Buscando un consenso para la laicidad

Hace no más de dos meses, el Concejo de Nacional de Ciencia, Tecnología e Innovación Tecnológica (Concytec) fue epicentro de una sonada controversia nacida de la disposición oficial de su directora, la Dra. Gisella Orjeda, de erradicar de forma absoluta imágenes religiosas y objetos de culto dentro de las oficinas bajo su administración.  La orden, nacida y naufragada en la misma última semana de abril, generó apasionados pronunciamientos en detrimento y en defensa de dicha normativa con poca o ninguna argumentación entre las partes y sin dar paso a una discusión alturada sobre la laicidad en nuestro país.  En las siguientes líneas buscaremos mayores luces sobre este tema, donde evidentemente estamos lejos de llegar a un consenso.

En Italia, el caso de los crucifijos en las
escuelas públicas llegó hasta los tribunales europeos,
donde la CEDH determinó que no colisionaban con la
carta de derechos humanos comunitaria.
Para guiarnos en nuestra empresa, adoptaremos las definiciones de laicidad y secularización trabajadas por Jocelyn Maclure y Charles Taylor (2010), de cuyas conclusiones más importantes sobre el tema también nos serviremos extensamente.  Así entonces comprendemos por laicidad a la   independencia del aparato estatal respecto a las organizaciones religiosas y a los cultos en general; y por otro lado, entendemos como secularización al fenómeno de reducción de la presencia e influencia de la religión y los valores religiosos en las prácticas sociales y el comportamiento de los individuos.  Al Estado liberal moderno se le ha exigido desde diversas latitudes y con toda justicia desde sus inicios mantener un criterio de laicidad en sus decisiones.  Ya Michael Walzer apuntó que el liberalismo adopta la separación de las esferas o ámbitos sociales como base para sostener los criterios de justicia inherente a cada uno de ellos.  No obstante, también han habido fuerzas históricas que demandaron del Estado medidas que implican un papel activo en la secularización, lo cual como veremos a continuación genera sus propias distorsiones.

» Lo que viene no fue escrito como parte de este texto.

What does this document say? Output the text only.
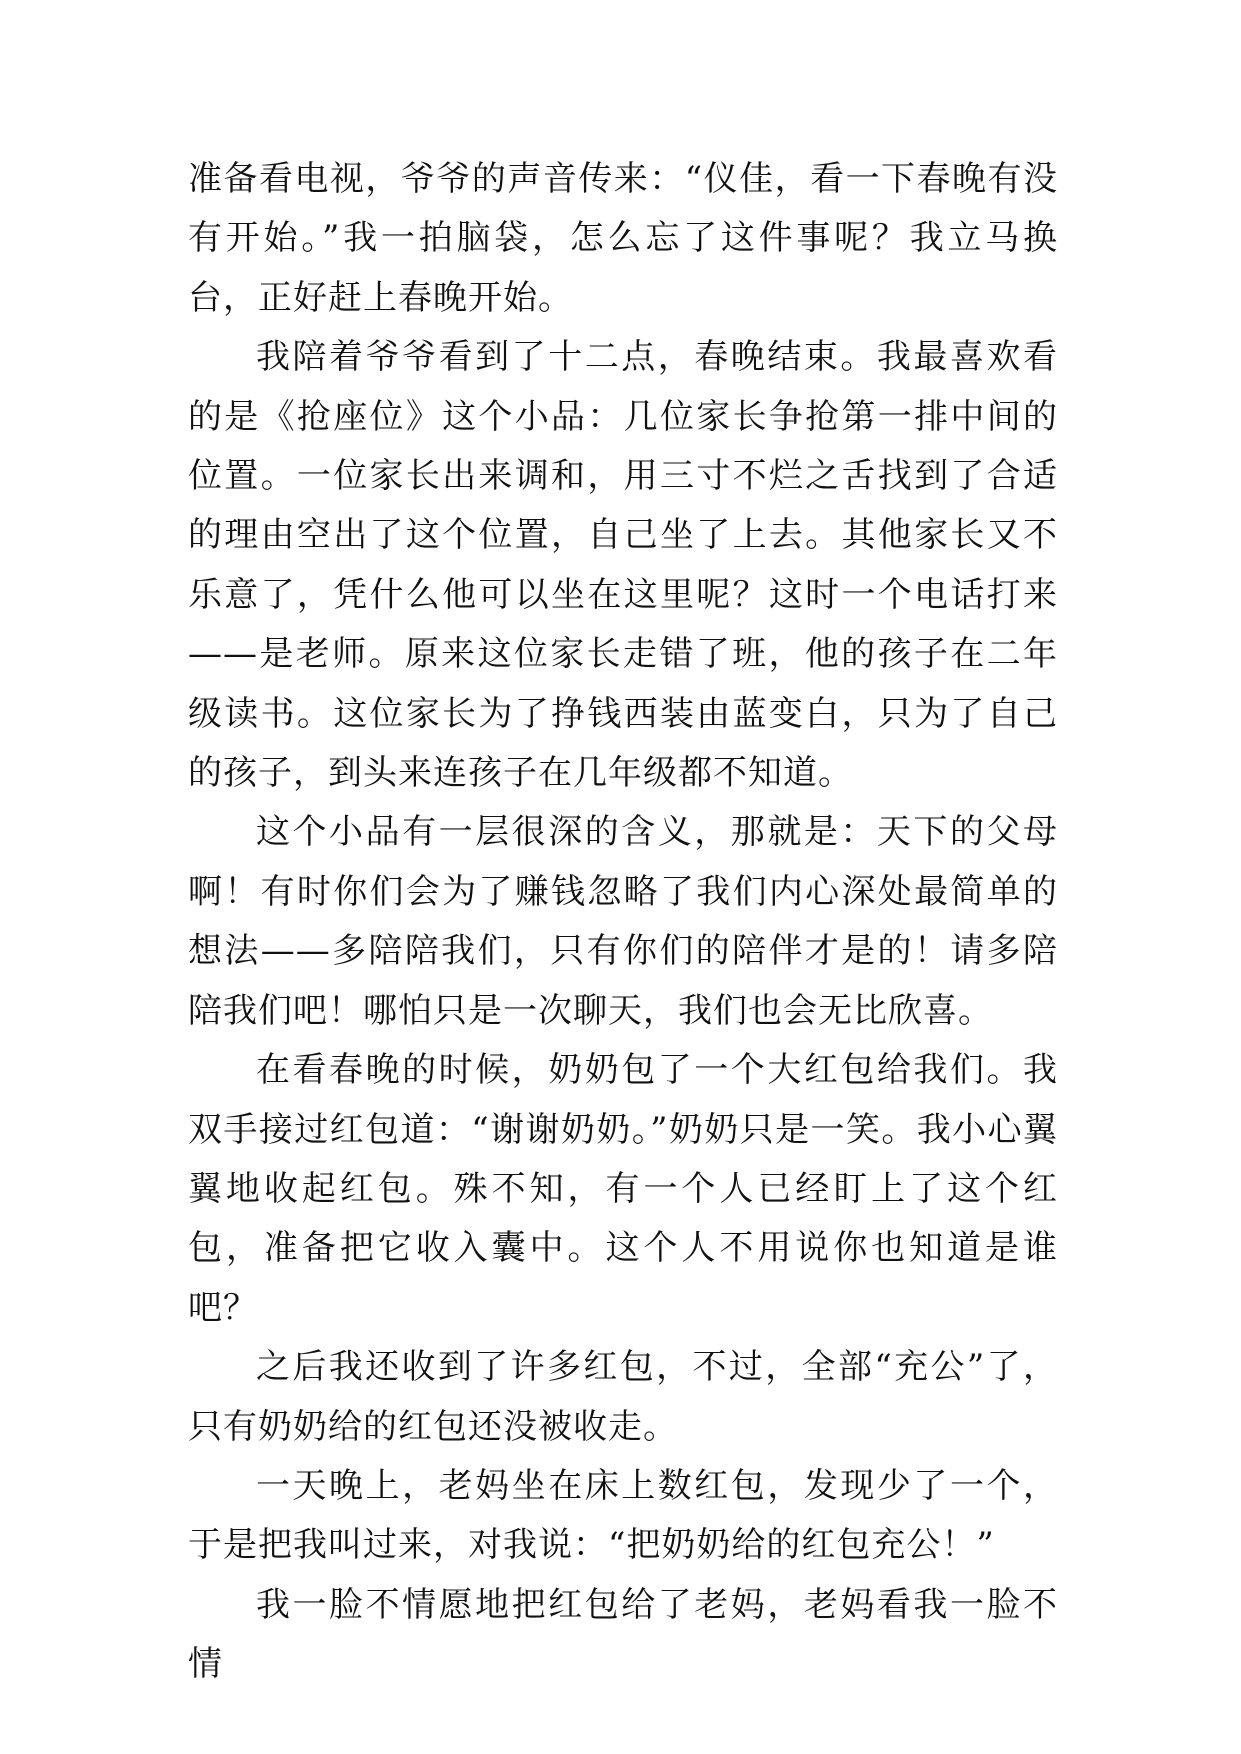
准备看电视，爷爷的声音传来：“仪佳，看一下春晚有没有开始。”我一拍脑袋，怎么忘了这件事呢？我立马换台，正好赶上春晚开始。

我陪着爷爷看到了十二点，春晚结束。我最喜欢看的是《抢座位》这个小品：几位家长争抢第一排中间的位置。一位家长出来调和，用三寸不烂之舌找到了合适的理由空出了这个位置，自己坐了上去。其他家长又不乐意了，凭什么他可以坐在这里呢？这时一个电话打来——是老师。原来这位家长走错了班，他的孩子在二年级读书。这位家长为了挣钱西装由蓝变白，只为了自己的孩子，到头来连孩子在几年级都不知道。

这个小品有一层很深的含义，那就是：天下的父母啊！有时你们会为了赚钱忽略了我们内心深处最简单的想法——多陪陪我们，只有你们的陪伴才是的！请多陪陪我们吧！哪怕只是一次聊天，我们也会无比欣喜。

在看春晚的时候，奶奶包了一个大红包给我们。我双手接过红包道：“谢谢奶奶。”奶奶只是一笑。我小心翼翼地收起红包。殊不知，有一个人已经盯上了这个红包，准备把它收入囊中。这个人不用说你也知道是谁吧？

之后我还收到了许多红包，不过，全部“充公”了，只有奶奶给的红包还没被收走。

一天晚上，老妈坐在床上数红包，发现少了一个，于是把我叫过来，对我说：“把奶奶给的红包充公！”

我一脸不情愿地把红包给了老妈，老妈看我一脸不情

Nuestro caso de discusión indudablemente se ubica en este segundo ámbito.  Para ello basta ver no sólo las frases cargadas de desprecio frente a lo religioso o la total despreocupación por argumentar adecuadamente una acción que hubiese tocado una parte muy íntima de los trabajadores, sino fundamentalmente la idea de fondo de que los individuos estén obligados a ocultar sus convicciones cuando concurran al espacio público y aún más cuando trabajen para el Estado.  Se trata en suma de una aplicación dogmática del principio de laicidad donde la separación de la Iglesia y el Estado se vuelve más importante que las libertades individuales, que deberían ser el sostén de cualquier sistema político democrático.  Cuando el Estado actúa alineado con esta visión dogmática, erosiona las libertades políticas y se convierte en arma secularizante de los extremos antirreligiosos e intolerantes de la sociedad, acaso fundamentalistas en esta aversión a lo religioso.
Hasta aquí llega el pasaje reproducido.